I let her stay there for fifteen minutes. She seemed comfortable, but I had to know if she was hurt, and I have to force feed her every hour until bedtime, so I got her up. She leaned against me, her hind legs tangled and crossed. I helped her straighten out and lead her outside where she just stood still looking out into the park.

After a little while, she ventured off the patio for a poop, and then started wandering, a little aimlessly around the yard, showing interest in going out the back gate. It's been a long while since she wanted to go outside, let alone out the back gate. So, I ran and grabbed her leash, just as I was calling DH to tell him that she'd survived a dangerous situation with the bike.

He wanted be to be cautious going out the back gate that the expletive deleted jerk whose dog attacked Bailey in September wasn't around. I told him that I'd just pick her up if she was in danger, not to worry.

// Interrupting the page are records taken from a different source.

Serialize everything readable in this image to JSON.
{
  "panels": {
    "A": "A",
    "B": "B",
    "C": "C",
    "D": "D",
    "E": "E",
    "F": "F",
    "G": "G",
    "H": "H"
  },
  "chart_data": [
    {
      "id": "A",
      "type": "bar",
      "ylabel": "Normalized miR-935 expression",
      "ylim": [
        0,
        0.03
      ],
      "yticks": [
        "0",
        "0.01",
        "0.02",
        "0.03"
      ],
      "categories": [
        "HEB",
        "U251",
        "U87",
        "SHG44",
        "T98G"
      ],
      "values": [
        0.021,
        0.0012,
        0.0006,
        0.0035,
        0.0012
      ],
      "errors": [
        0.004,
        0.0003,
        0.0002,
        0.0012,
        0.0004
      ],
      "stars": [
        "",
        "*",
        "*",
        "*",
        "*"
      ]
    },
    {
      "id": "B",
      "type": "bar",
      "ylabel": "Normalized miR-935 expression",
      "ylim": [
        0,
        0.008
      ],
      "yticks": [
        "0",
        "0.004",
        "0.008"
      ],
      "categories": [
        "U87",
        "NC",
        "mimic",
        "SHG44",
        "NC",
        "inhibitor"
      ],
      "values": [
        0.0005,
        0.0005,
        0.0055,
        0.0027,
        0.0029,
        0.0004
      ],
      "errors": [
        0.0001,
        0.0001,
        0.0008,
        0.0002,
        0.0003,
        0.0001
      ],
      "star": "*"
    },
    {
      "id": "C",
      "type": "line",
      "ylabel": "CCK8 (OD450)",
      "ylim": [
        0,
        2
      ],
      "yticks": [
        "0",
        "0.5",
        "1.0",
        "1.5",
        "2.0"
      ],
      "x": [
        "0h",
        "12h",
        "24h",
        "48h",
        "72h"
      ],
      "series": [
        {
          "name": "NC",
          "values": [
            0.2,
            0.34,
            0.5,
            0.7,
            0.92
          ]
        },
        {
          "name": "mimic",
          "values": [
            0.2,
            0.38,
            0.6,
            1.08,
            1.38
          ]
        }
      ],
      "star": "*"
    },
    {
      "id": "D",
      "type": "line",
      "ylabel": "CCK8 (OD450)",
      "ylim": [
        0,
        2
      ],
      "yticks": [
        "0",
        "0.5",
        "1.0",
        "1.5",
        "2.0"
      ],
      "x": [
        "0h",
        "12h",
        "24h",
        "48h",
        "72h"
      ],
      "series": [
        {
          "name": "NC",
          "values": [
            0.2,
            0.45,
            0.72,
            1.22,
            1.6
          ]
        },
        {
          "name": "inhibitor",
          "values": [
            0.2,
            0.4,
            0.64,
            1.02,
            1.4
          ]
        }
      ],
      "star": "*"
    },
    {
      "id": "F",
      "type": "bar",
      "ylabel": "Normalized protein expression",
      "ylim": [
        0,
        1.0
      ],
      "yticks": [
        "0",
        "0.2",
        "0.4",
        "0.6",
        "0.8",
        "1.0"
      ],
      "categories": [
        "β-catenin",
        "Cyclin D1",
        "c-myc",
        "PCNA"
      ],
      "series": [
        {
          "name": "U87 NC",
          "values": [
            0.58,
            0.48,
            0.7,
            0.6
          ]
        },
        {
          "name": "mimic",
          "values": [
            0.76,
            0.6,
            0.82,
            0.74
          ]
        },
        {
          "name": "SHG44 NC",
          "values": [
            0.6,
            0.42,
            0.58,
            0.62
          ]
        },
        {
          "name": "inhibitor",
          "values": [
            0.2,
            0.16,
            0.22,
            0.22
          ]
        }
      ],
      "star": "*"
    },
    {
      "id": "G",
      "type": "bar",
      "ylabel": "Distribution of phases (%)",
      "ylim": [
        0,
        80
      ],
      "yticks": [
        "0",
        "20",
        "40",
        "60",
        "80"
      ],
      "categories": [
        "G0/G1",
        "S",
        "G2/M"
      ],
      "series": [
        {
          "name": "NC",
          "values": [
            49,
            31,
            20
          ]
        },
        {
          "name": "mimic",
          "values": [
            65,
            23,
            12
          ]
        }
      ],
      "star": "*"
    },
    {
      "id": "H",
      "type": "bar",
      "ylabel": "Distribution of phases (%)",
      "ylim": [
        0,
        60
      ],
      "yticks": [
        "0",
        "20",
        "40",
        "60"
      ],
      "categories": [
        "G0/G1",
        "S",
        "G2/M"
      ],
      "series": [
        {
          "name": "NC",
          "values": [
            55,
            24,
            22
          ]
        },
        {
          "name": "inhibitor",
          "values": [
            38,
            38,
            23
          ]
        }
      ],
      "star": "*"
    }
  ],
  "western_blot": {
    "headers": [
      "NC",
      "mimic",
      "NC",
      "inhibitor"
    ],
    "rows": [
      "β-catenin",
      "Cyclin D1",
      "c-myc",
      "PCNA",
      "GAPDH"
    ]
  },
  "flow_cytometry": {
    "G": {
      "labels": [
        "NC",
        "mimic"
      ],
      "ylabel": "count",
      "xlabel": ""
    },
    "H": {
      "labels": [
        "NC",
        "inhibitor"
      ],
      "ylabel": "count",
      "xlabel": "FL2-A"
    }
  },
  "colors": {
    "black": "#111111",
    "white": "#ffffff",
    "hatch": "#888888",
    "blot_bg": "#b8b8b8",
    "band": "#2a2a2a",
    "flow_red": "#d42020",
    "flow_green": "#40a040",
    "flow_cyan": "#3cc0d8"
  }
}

Bailey let the walk. First the few feet down the trail to the bike path, where she just stood and looked around. Eventually she walked over the path and pee-ed on the other side. The stood and looked toward the bridge like she was ready to go.

"OK" I said. And she began a slow walk up the path. She was panting a bit. And we walked quite a ways, a tiny portion of our regular walks. But far enough for me to stop and ask "Just how far are we going? Huh?" She stopped for a while and looked around. "I think we'd better go back, ok?" and we slowly turned around and headed back to the bridge.

I heard little footsteps behind me as we neared the bridge. Little steps trying to catch up with us on the gravel path, and there was a little girl, like so many other children, who saw Bailey and wanted to pet her. But Bailey had stopped on the bridge and wandered over to the edge to look about. The little girl and her young mom caught up with us on the bridge, and the mom said "Oh, my, she's an old girl isn't she?"

And I said "well, she wasn't a few months ago." And the tears welled up as the walked away.

We were just a few feet away from the trail that leads to our back gate, but it took a long while to get there. Half-way up the short trail, Bailey started to wretch, and my phone rang.

Wednesday, May 28, 2008

Stuck in a chair

I decided to feed Bailey outside. It's less mess and I wouldn't have to carry her back out to pee afterward. I sat on the coffee table, and she sat (!) facing me. Once I forced the dog-food-jell-o-jiggler's down her throat, she laid down, still facing the coffee table and went to sleep. I went inside to make another batch of force food, and then out front to talk to my friend. I had checked on her just moments before, and from the drive way I saw her move and looked to find her turned around and trapped underneath the lawn chair. It was pitiful, but she wasn't stressed. I was terribly afraid she'd hurt herself, but I thought it was important to document.